The legal wrangling and delays anger and dumbfound Iberri. He says he is as disgusted with lawmakers and state officials who pay lip service to supporting the death penalty but do nothing to reinstate it as he is with the liberals who fight executions on moral grounds.
A man who stays fit from a physically demanding job as a house painter and daily potions from his juicer, Iberri still goes to gatherings of Parents of Murdered Children. He finds some solace in talking the newly bereaved through the hard parts, the early days when life doesn't feel worth living. He avoids telling them that for him, it often still doesn't.
Iberri and Vanessa's mother, Marsha, were divorced when Edwards, who'd spent 14 years as an adolescent and young adult at a Maryland correctional facility for sociopaths, shot Vanessa and Kelly.
Edwards' motivation in shooting the girls, who were complete strangers to him, never clearly emerged during his trial. Psychiatric records of a long-hair fetish that contributed to his landing in the Maryland mental facility -- both Vanessa and Kelly wore their hair below the shoulders -- weren't turned over by the prosecution at the time of the trials.
Iberri can't talk about Edwards without expletives and describes defense attorneys, death penalty opponents and human rights advocates as "sickening, disgusting scum" who don't understand what victims' families go through.
"They're going beyond the line of duty," he said of those fighting Edwards' legal battles. "That's the problem with this system -- everybody needs a paycheck. It makes me sick."

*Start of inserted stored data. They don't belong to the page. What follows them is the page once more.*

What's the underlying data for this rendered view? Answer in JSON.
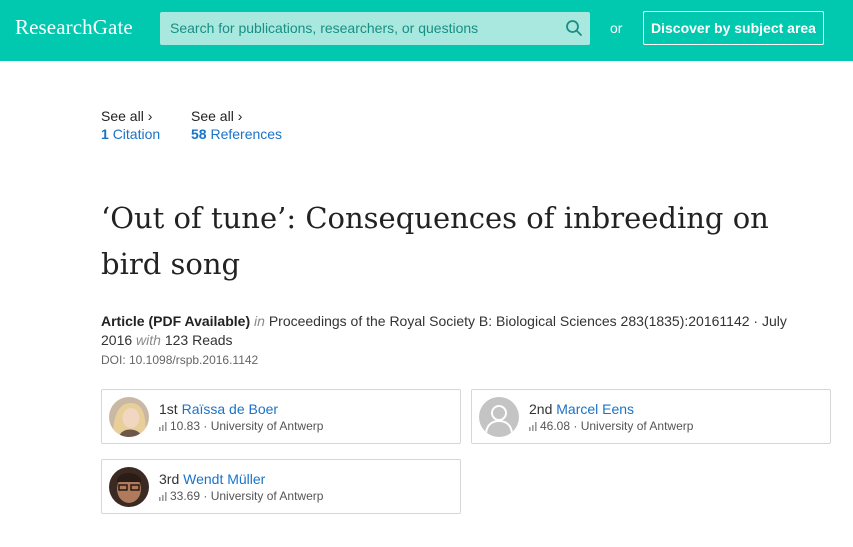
{
  "header": {
    "logo": "ResearchGate",
    "search_placeholder": "Search for publications, researchers, or questions",
    "or_label": "or",
    "discover_label": "Discover by subject area"
  },
  "stats": {
    "citations": {
      "see_all": "See all ›",
      "count": "1",
      "label": "Citation"
    },
    "references": {
      "see_all": "See all ›",
      "count": "58",
      "label": "References"
    }
  },
  "article": {
    "title": "‘Out of tune’: Consequences of inbreeding on bird song",
    "type": "Article (PDF Available)",
    "in_label": "in",
    "journal": "Proceedings of the Royal Society B: Biological Sciences 283(1835):20161142 · July 2016",
    "with_label": "with",
    "reads": "123 Reads",
    "doi": "DOI: 10.1098/rspb.2016.1142"
  },
  "authors": [
    {
      "rank": "1st",
      "name": "Raïssa de Boer",
      "score": "10.83",
      "affiliation": "· University of Antwerp",
      "avatar_icon": "author-photo-icon"
    },
    {
      "rank": "2nd",
      "name": "Marcel Eens",
      "score": "46.08",
      "affiliation": "· University of Antwerp",
      "avatar_icon": "default-user-icon"
    },
    {
      "rank": "3rd",
      "name": "Wendt Müller",
      "score": "33.69",
      "affiliation": "· University of Antwerp",
      "avatar_icon": "author-photo-icon"
    }
  ],
  "colors": {
    "brand": "#00c9b0",
    "link": "#1a73c8"
  }
}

Joe Schlesinger, the public defender who has handled Edwards' case since 1990, blamed prosecution suppression of the Maryland psychiatric records for dragging out the appeals process. It took the defense 17 years to prove the state had withheld evidence of Edwards' mental condition that provided grounds for further appeals. Although unsuccessful, the appeals added years to the legal process.
"The fact that it takes time is often what allows the truth to come out" in capital cases, said Schlesinger, saying the government was obligated to address every challenge before a life can be taken.
Iberri worked as a cook in a seafood restaurant in Pacific Beach before the murder but lost that job and others because he took off a lot of time to attend legal proceedings and deal with his grief.
"I don't blame him," he said of the first restaurant manager to fire him.